Hi, thanks for your excellent pipeline. I am wondering if the rRNA gene sequences are removed? The data is metatranscriptomic sequences. If yes, is all the rRNA removed or just 16S rRNA sequences been removed? Thanks for your time in replying this question.

fpusan commented 1 year ago

They are not removed, if assembled they will be present in the results. rRNA sequences (and other ORFs not encoding proteins) will be shown as "no_CDS" in the figures from SQMtools.

yjiakang commented 1 year ago

Thanks for your quick reply. Another question, is the taxonomy inferred by the 16S rRNA both in metagenomics and metatranscriptomics? If so, the metatranscriptomics that only enriches mRNA is not suitable for this pipeline?

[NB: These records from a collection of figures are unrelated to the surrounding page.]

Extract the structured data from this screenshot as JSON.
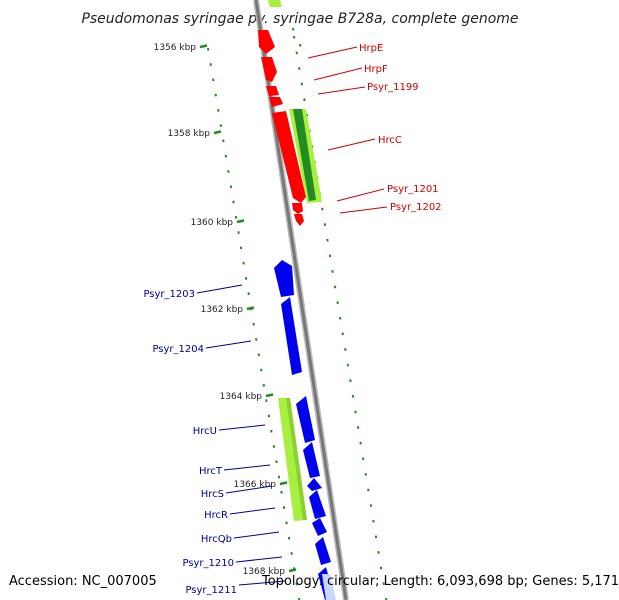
{
  "title": "Pseudomonas syringae pv. syringae B728a, complete genome",
  "footer": {
    "accession": "Accession: NC_007005",
    "topology": "Topology: circular; Length: 6,093,698 bp; Genes: 5,171"
  },
  "colors": {
    "forward_genes": "#ff0000",
    "reverse_genes": "#0000ee",
    "highlight_green": "#a8f040",
    "dark_green": "#228b22",
    "backbone": "#888888",
    "tick": "#228b22",
    "forward_labels": "#cc0000",
    "reverse_labels": "#000099"
  },
  "ticks": [
    "1356 kbp",
    "1358 kbp",
    "1360 kbp",
    "1362 kbp",
    "1364 kbp",
    "1366 kbp",
    "1368 kbp"
  ],
  "forward_labels": [
    "HrpE",
    "HrpF",
    "Psyr_1199",
    "HrcC",
    "Psyr_1201",
    "Psyr_1202"
  ],
  "reverse_labels": [
    "Psyr_1203",
    "Psyr_1204",
    "HrcU",
    "HrcT",
    "HrcS",
    "HrcR",
    "HrcQb",
    "Psyr_1210",
    "Psyr_1211"
  ]
}
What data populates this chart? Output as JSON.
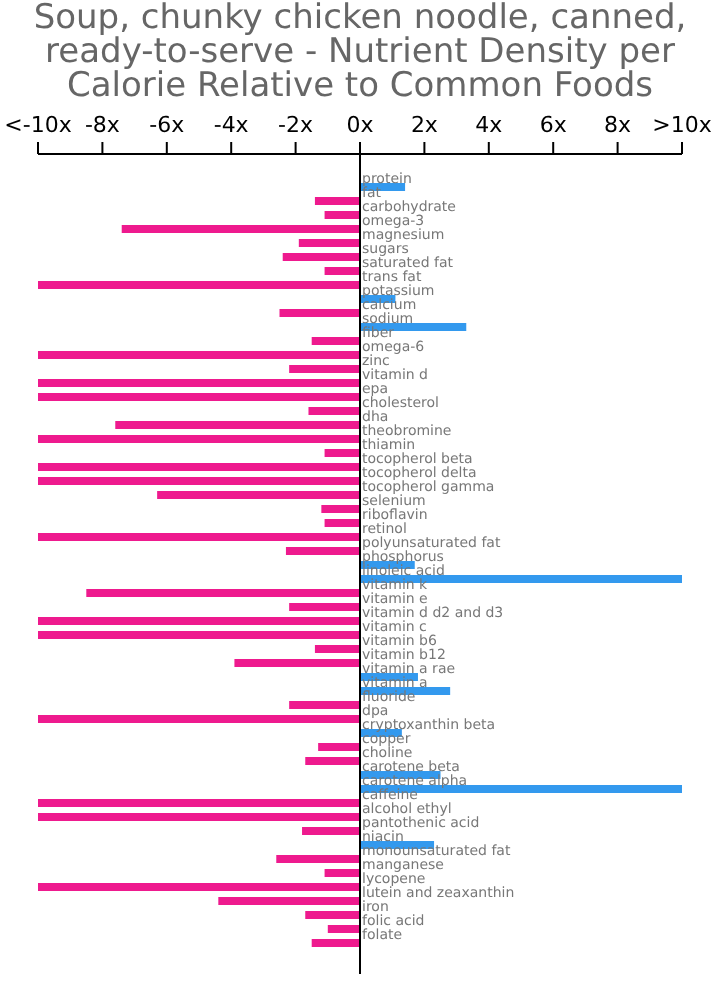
{
  "chart_data": {
    "type": "bar",
    "orientation": "horizontal",
    "title": "Soup, chunky chicken noodle, canned, ready-to-serve - Nutrient Density per Calorie Relative to Common Foods",
    "categories": [
      "protein",
      "fat",
      "carbohydrate",
      "omega-3",
      "magnesium",
      "sugars",
      "saturated fat",
      "trans fat",
      "potassium",
      "calcium",
      "sodium",
      "fiber",
      "omega-6",
      "zinc",
      "vitamin d",
      "epa",
      "cholesterol",
      "dha",
      "theobromine",
      "thiamin",
      "tocopherol beta",
      "tocopherol delta",
      "tocopherol gamma",
      "selenium",
      "riboflavin",
      "retinol",
      "polyunsaturated fat",
      "phosphorus",
      "linoleic acid",
      "vitamin k",
      "vitamin e",
      "vitamin d d2 and d3",
      "vitamin c",
      "vitamin b6",
      "vitamin b12",
      "vitamin a rae",
      "vitamin a",
      "fluoride",
      "dpa",
      "cryptoxanthin beta",
      "copper",
      "choline",
      "carotene beta",
      "carotene alpha",
      "caffeine",
      "alcohol ethyl",
      "pantothenic acid",
      "niacin",
      "monounsaturated fat",
      "manganese",
      "lycopene",
      "lutein and zeaxanthin",
      "iron",
      "folic acid",
      "folate"
    ],
    "values": [
      1.4,
      -1.4,
      -1.1,
      -7.4,
      -1.9,
      -2.4,
      -1.1,
      -10,
      1.1,
      -2.5,
      3.3,
      -1.5,
      -10,
      -2.2,
      -10,
      -10,
      -1.6,
      -7.6,
      -10,
      -1.1,
      -10,
      -10,
      -6.3,
      -1.2,
      -1.1,
      -10,
      -2.3,
      1.7,
      10,
      -8.5,
      -2.2,
      -10,
      -10,
      -1.4,
      -3.9,
      1.8,
      2.8,
      -2.2,
      -10,
      1.3,
      -1.3,
      -1.7,
      2.5,
      10,
      -10,
      -10,
      -1.8,
      2.3,
      -2.6,
      -1.1,
      -10,
      -4.4,
      -1.7,
      -1.0,
      -1.5
    ],
    "colors": [
      "#3399ee",
      "#ee1a8e",
      "#ee1a8e",
      "#ee1a8e",
      "#ee1a8e",
      "#ee1a8e",
      "#ee1a8e",
      "#ee1a8e",
      "#3399ee",
      "#ee1a8e",
      "#3399ee",
      "#ee1a8e",
      "#ee1a8e",
      "#ee1a8e",
      "#ee1a8e",
      "#ee1a8e",
      "#ee1a8e",
      "#ee1a8e",
      "#ee1a8e",
      "#ee1a8e",
      "#ee1a8e",
      "#ee1a8e",
      "#ee1a8e",
      "#ee1a8e",
      "#ee1a8e",
      "#ee1a8e",
      "#ee1a8e",
      "#3399ee",
      "#3399ee",
      "#ee1a8e",
      "#ee1a8e",
      "#ee1a8e",
      "#ee1a8e",
      "#ee1a8e",
      "#ee1a8e",
      "#3399ee",
      "#3399ee",
      "#ee1a8e",
      "#ee1a8e",
      "#3399ee",
      "#ee1a8e",
      "#ee1a8e",
      "#3399ee",
      "#3399ee",
      "#ee1a8e",
      "#ee1a8e",
      "#ee1a8e",
      "#3399ee",
      "#ee1a8e",
      "#ee1a8e",
      "#ee1a8e",
      "#ee1a8e",
      "#ee1a8e",
      "#ee1a8e",
      "#ee1a8e"
    ],
    "xlim": [
      -10,
      10
    ],
    "xticks": [
      {
        "value": -10,
        "label": "<-10x"
      },
      {
        "value": -8,
        "label": "-8x"
      },
      {
        "value": -6,
        "label": "-6x"
      },
      {
        "value": -4,
        "label": "-4x"
      },
      {
        "value": -2,
        "label": "-2x"
      },
      {
        "value": 0,
        "label": "0x"
      },
      {
        "value": 2,
        "label": "2x"
      },
      {
        "value": 4,
        "label": "4x"
      },
      {
        "value": 6,
        "label": "6x"
      },
      {
        "value": 8,
        "label": "8x"
      },
      {
        "value": 10,
        "label": ">10x"
      }
    ]
  }
}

fpusan commented 1 year ago

The taxonomy is actually inferred from protein-conding genes, not 16S rRNA genes (though we also classify the 16S sequences, the result is not further used). So SqueezezMeta works perfectly with mRNAs.

yjiakang commented 1 year ago

That is great. Thanks a lot.

Panda-smile commented 8 months ago

您好，这个可以跑宏转录组吗？可以指导下如何执行脚本吗？

jtamames commented 8 months ago

是的，您可以像分析宏基因组一样分析宏转录组。查阅手册，看看程序是如何运行的

chrismitbiz commented 6 months ago

The taxonomy is actually inferred from protein-conding genes, not 16S rRNA genes (though we also classify the 16S sequences, the result is not further used). So SqueezezMeta works perfectly with mRNAs.

Hi! I was wondering why 16S rRNA genes are predicted if they are not further used? Thanks!

fpusan commented 6 months ago

Hi! This is mostly because rRNA genes do not assemble reliably from short metagenomics reads. 16S is very conserved, meaning that different organisms will have relatively similar sequences. This can lead to the assembler collapsing several taxa into a single contig. So while we predict them and do some basic annotation (since it does not take much time) we do not further use them as sources of taxonomic annotation in our pipeline.